Despite a choke being a type of inductor, it has a design, functionality, and application that sets it apart from other inductor designs. Physically, this electrical component looks like a donut-shaped core and has an insulated wire wrapped around it.
As its name implies, primarily, a choke restricts or cuts off high-frequency components from alternating currents flowing through it. It allows only low-frequency currents, including direct currents to pass through. Therefore, a choke eliminates most of the high-frequency currents and allows only low-frequency and DC currents to pass through to the load.
Another function of the choke is its ability to restrict a steep rise and fall of current and voltage in circuits. A fast rise in voltage can damage insulation. Conversely, a choke can also generate high voltages such as those necessary to strike an arc for starting fluorescent tubes.
On the other hand, inductors primarily store electrical energy as a magnetic field when current passes through them. For this purpose, inductors typically have a magnetic core wrapped with an insulated coil. Therefore, all chokes are inductors, but the reverse is not true—not all inductors are chokes. Many technologies use inductors for various functions.

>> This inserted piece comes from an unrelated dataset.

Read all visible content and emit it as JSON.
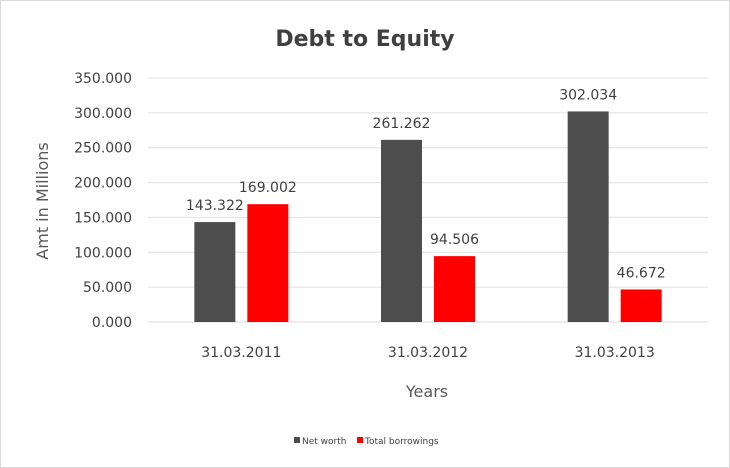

For instance, inductors are necessary to filter a band of frequencies by increasing the impedance for these frequencies. Inductors also act as proximity sensors without making physical contact, as the magnetic fields of the inductor and the object can interact. Multiple inductors, using the same magnetic field, constitute a transformer that can effectively transform, or step-up or step-down voltages. Inductors typically arranged circularly around a motor shaft, can interact with other stationary inductors to provide the torque necessary to rotate the motor shaft. Switching power supplies use inductors to temporarily store and supply electrical energy in and from their magnetic fields.
An inductor has a much wider functionality as compared to a choke. For instance, an inductor acts as a choke when filtering high-frequency signals. While the choke’s primary function is to remove high-frequency signals and allow low-frequencies and DC signals to pass through, the primary function of an inductor is to store energy in its magnetic field.
In RF circuits, a choke typically protects against the ingress of high-frequency signals, assuring operational stability. On the other hand, an inductor, in parallel or in series with a capacitor can act as a tuned circuit. Such tuned circuits allow the RF circuit to oscillate at a specific band of frequencies as determined by the inductor and capacitor combination.
Both chokes and inductors are critical in circuits that must conform to EMI/EMC or electromagnetic interference and compatibility standards. They block the generation and reception of unwanted signal frequencies in equipment. They prevent the electromagnetic spectrum of the device from increasing beyond a specified level as directed by the standards.